Beat across all parameters
Revenue grew 23% YoY to INR4.6b, fueled by strong execution of the order book. Domestic/export revenue growth stood at 27%/19% YoY. Gross margin expanded ~40bp YoY to 51.8%, while EBITDA margin was up ~180bp YoY to 20.6%, aided by operating leverage benefits. Accordingly, EBITDA grew 35% YoY/6% QoQ to INR956m. PBT at INR1.1b grew 37% YoY, supported by higher other income (+45% YoY). PAT rose 32% YoY, despite a higher effective tax rate (25.4% vs. 22.5% in 1QFY24). Order inflow came in at a record INR6.4b, up 40% YoY, largely propelled by export order bookings (+74% YoY), while domestic orders inched up 2% YoY. Total order book stood at INR17.2b (+23% YoY).
Pipeline shaping up well across geographies
For the past few quarters, domestic ordering has been weak due to finalization delays from key end-user industries. Stable commodity prices too have affected demand as rising prices prompt companies to add capacity. Further, companies had adopted a wait-and-watch mode in light of elections and union budget. However, TRIV is confident of an uptick, as improving enquiries from several sectors, such as steel, cement, waste-to-energy, renewable, plastic, paper, etc., are expected to translate into orders. The outlook for exports continues to be strong across key geographies such as Europe, SE Asia, Middle East, US, etc. for both products (industrial and API turbines) and aftermarket (refurbishment, spares, services). Notably, TRIV is expanding its offerings by foraying into service of utility and geothermal turbines. It has also bagged an order for API turbines from the Middle East, underscoring the increasing acceptability of its products.

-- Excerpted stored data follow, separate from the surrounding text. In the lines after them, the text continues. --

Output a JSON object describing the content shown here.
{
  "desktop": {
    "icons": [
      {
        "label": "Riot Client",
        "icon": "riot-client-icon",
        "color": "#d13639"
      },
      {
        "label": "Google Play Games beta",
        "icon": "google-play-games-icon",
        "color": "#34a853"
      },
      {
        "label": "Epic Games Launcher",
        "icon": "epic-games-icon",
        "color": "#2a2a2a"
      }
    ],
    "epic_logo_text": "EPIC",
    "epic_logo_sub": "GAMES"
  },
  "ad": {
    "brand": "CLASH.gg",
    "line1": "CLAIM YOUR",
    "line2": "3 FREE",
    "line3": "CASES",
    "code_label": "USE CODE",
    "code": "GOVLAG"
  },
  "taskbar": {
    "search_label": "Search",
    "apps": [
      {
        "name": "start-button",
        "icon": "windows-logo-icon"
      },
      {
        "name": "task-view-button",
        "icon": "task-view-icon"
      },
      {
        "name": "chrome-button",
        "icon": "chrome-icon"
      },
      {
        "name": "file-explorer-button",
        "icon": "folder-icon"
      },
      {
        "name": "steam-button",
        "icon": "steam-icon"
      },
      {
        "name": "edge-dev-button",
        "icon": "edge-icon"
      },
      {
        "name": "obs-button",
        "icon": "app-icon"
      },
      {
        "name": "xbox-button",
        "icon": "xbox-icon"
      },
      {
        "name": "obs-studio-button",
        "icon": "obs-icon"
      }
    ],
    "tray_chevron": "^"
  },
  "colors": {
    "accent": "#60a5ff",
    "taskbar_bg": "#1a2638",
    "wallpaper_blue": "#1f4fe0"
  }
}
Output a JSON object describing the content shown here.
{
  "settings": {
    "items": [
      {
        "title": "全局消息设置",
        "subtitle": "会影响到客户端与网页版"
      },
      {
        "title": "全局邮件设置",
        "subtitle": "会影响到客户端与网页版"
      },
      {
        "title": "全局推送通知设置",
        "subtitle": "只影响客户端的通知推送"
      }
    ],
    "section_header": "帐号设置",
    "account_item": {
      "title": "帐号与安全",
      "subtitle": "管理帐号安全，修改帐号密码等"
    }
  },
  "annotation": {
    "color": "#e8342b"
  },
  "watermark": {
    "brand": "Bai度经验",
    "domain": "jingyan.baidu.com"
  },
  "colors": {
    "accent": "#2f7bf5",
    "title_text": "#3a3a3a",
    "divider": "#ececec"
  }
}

Current order book mix provides margin stability
TRIV’s current order book is skewed toward exports and aftermarket, which have a superior margin profile. This, coupled with stable commodity prices, provides better predictability in input costs, ensuring a stable margin trajectory. Even though the scale-up in the US market in the refurbishment and aftermarket categories will necessitate upfront costs, it will not have any material margin impact in the long run.
Investment geared toward R&D and personnel
Despite a robust cash balance, the company would prefer to maintain its asset-light model, with incremental investments being channeled toward R&D, so as to innovate newer products and solutions such as 120MW turbines, sCO2, tCO2 based solutions. In line with its comprehensive IP strategy, the company has secured a substantial number of IP rights globally, with 374 global IPR filings as of 1QFY25. With its focus on capitalizing on aftermarket opportunities in the US and other geographies, TRIV would increase its employee base, which has doubled from FY22 levels.
We expect a PAT CAGR of 30% over FY24-27
We tweak our estimates to factor in lower domestic ordering and consequently, revenues, with a slight downward margin revision to account for higher employee costs. We expect TRIV’s revenue/EBITDA/PAT to clock a CAGR of 29%/30%/30% over FY24-27. Backed by a comfortable negative working capital cycle, strong margins, and low capex requirements, we expect its OCF and FCF to report a CAGR of 37% and 40% over the same period, respectively.
Valuation and view
The stock is currently trading at 45x/34x FY26E/FY27E EPS. We marginally revise our estimates and roll forward our TP to Jun’26E EPS. We maintain our TP of INR720 based on 48x Jun’26E EPS. Key risks to our recommendation would come from slower-than-expected order inflow growth (particularly in domestic markets), lowerthan-expected margins, and a slowdown in global geographies.